Day-08 - SIFT, GRAIL and STRING

Post date: Jul 11, 2011 3:11:20 PM

I wouldn't put too much emphasis on these, but I did a quick SIFT and GRAIL analysis using only about 476 missense SNPs reported in my 23&me data (I got these by just loading all the data into Polyphen2). SIFT was roughly concordant with polyphen2 and I made a spreadsheet of those SNPs reported by pphen2 AND SIFT as being deleterious. Some of the results are interesting (as reported in Day 7). The olfactor receptor findings are not surprising. This is highlighted when I put these SNPs/GENES into STRING (see image below). We see loads of connections between olfactory genes with missense mutations. Note though that I did not filter out common mutations hete - this is the entire list of 476 SNPs.

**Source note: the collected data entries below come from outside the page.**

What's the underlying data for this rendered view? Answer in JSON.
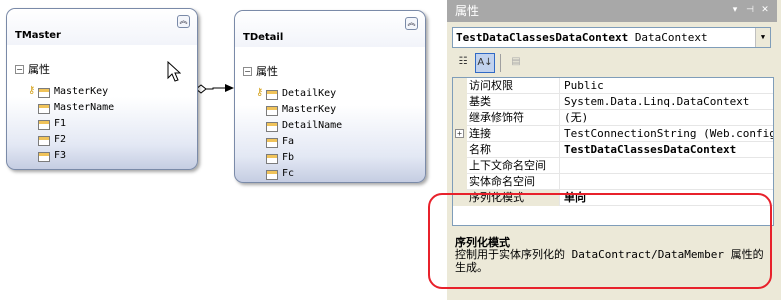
{
  "designer": {
    "master": {
      "name": "TMaster",
      "section_label": "属性",
      "properties": [
        {
          "name": "MasterKey",
          "is_key": true
        },
        {
          "name": "MasterName",
          "is_key": false
        },
        {
          "name": "F1",
          "is_key": false
        },
        {
          "name": "F2",
          "is_key": false
        },
        {
          "name": "F3",
          "is_key": false
        }
      ]
    },
    "detail": {
      "name": "TDetail",
      "section_label": "属性",
      "properties": [
        {
          "name": "DetailKey",
          "is_key": true
        },
        {
          "name": "MasterKey",
          "is_key": false
        },
        {
          "name": "DetailName",
          "is_key": false
        },
        {
          "name": "Fa",
          "is_key": false
        },
        {
          "name": "Fb",
          "is_key": false
        },
        {
          "name": "Fc",
          "is_key": false
        }
      ]
    }
  },
  "properties_panel": {
    "title": "属性",
    "object_name": "TestDataClassesDataContext",
    "object_type": "DataContext",
    "rows": [
      {
        "name": "访问权限",
        "value": "Public",
        "bold": false,
        "expandable": false
      },
      {
        "name": "基类",
        "value": "System.Data.Linq.DataContext",
        "bold": false,
        "expandable": false
      },
      {
        "name": "继承修饰符",
        "value": "(无)",
        "bold": false,
        "expandable": false
      },
      {
        "name": "连接",
        "value": "TestConnectionString (Web.config)",
        "bold": false,
        "expandable": true
      },
      {
        "name": "名称",
        "value": "TestDataClassesDataContext",
        "bold": true,
        "expandable": false
      },
      {
        "name": "上下文命名空间",
        "value": "",
        "bold": false,
        "expandable": false
      },
      {
        "name": "实体命名空间",
        "value": "",
        "bold": false,
        "expandable": false
      },
      {
        "name": "序列化模式",
        "value": "单向",
        "bold": true,
        "expandable": false
      }
    ],
    "description": {
      "title": "序列化模式",
      "text": "控制用于实体序列化的 DataContract/DataMember 属性的生成。"
    }
  },
  "colors": {
    "highlight": "#e8212b",
    "panel_title_bg": "#a8a8a8",
    "entity_border": "#7a8aa8"
  }
}
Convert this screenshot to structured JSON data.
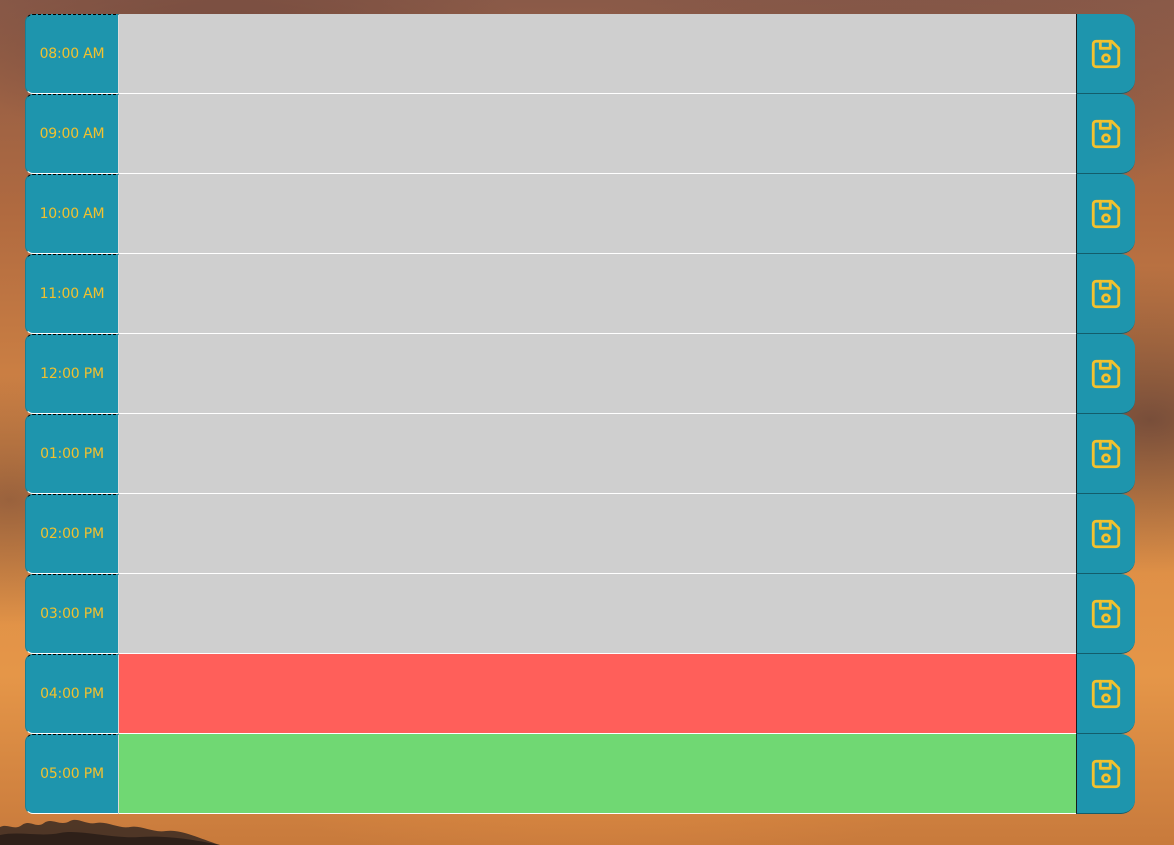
{
  "colors": {
    "hour_bg": "#1e95ad",
    "hour_text": "#f2c12e",
    "past": "#cfcfcf",
    "present": "#ff5f5a",
    "future": "#70d873",
    "save_icon": "#f2c12e"
  },
  "save_icon": "floppy-disk-icon",
  "time_blocks": [
    {
      "hour": "08:00 AM",
      "state": "past",
      "text": ""
    },
    {
      "hour": "09:00 AM",
      "state": "past",
      "text": ""
    },
    {
      "hour": "10:00 AM",
      "state": "past",
      "text": ""
    },
    {
      "hour": "11:00 AM",
      "state": "past",
      "text": ""
    },
    {
      "hour": "12:00 PM",
      "state": "past",
      "text": ""
    },
    {
      "hour": "01:00 PM",
      "state": "past",
      "text": ""
    },
    {
      "hour": "02:00 PM",
      "state": "past",
      "text": ""
    },
    {
      "hour": "03:00 PM",
      "state": "past",
      "text": ""
    },
    {
      "hour": "04:00 PM",
      "state": "present",
      "text": ""
    },
    {
      "hour": "05:00 PM",
      "state": "future",
      "text": ""
    }
  ]
}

For SIFT and PPHEN2 analyses, I sorted by most rare in HapMap CEU first. Genes with <5% CEU freq and predicted to me probably damaging by SIFT and PPHEN2 are below:

C13orf26

YSK4 Sps1/Ste20-related kinase homolog

ZKSCAN2 zinc finger with KRAB and SCAN domains 2

KIAA0564

LY6G5B lymphocyte antigen 6 complex, locus G5B

Carboxypeptidase N, polypeptide 2

Now, GRAIL: (a) all SNPs, (b) rare SNPs only (13 SNPs < 5% freq).

(a) results

'olfactory' 'genome' 'mouse' 'subfamilies' 'pseudogenes' 'orthologous' 'receptors' 'intact' 'clusters' 'genes' 'locations' 'receptor' 'families' 'largest' 'repertoire' 'seattle' 'epithelium''avenue' 'tags' 'encode'

(b) results

'complement' 'database' 'resource' 'cloning' 'target' 'responds' 'adapted' 'tumorigenic' 'multiplex' 'contains' 'retrieval' 'online' 'biological' 'methodology' 'immediate' 'available' 'project''sets' 'proteomics' 'linking'

So nothing screaming out here, for (b) - which is more interesting as mutations are rare - 2 genes had significant connections:

TOE1 0.0096856492 ZNF687(5), ZKSCAN2(52), VPS72(251), BAT4(615), BAT3(1476), SLC44A4(1655), BAT5(1937), DOM3Z(1979)

HPDL 0.034077166 C13orf26(43), ZNF687(76), ZSWIM5(801), VPS72(936), SLC44A4(1289), BAT4(1496)

TOE1: Inhibits cell growth rate and cell cycle. Induces CDKN1A expression as well as TGF-beta expression. Mediates the inhibitory growth effect of EGR1 (specifically expressed in Schwann cells,induced by a wide variety of extracellular stimuli,involved in cell proliferation,macrophage differentiation,synaptic activation and long term potentiation,coactivated by CREBBP HPDL: May have dioxygenase activity)

HPDL: may have dioxygenase activity (Potential)

Can't immediately relate these to my phenotype, but good to record anyway(!)

We can also do a GRAIL GO analysis, though I wouldn't expect much to come out of this...

I think this gives you a taste of some of the interesting tools out there. STRING is particularly cool I think, especially the ability to look for interactions between genes harboring genes with potentially interesting mutations.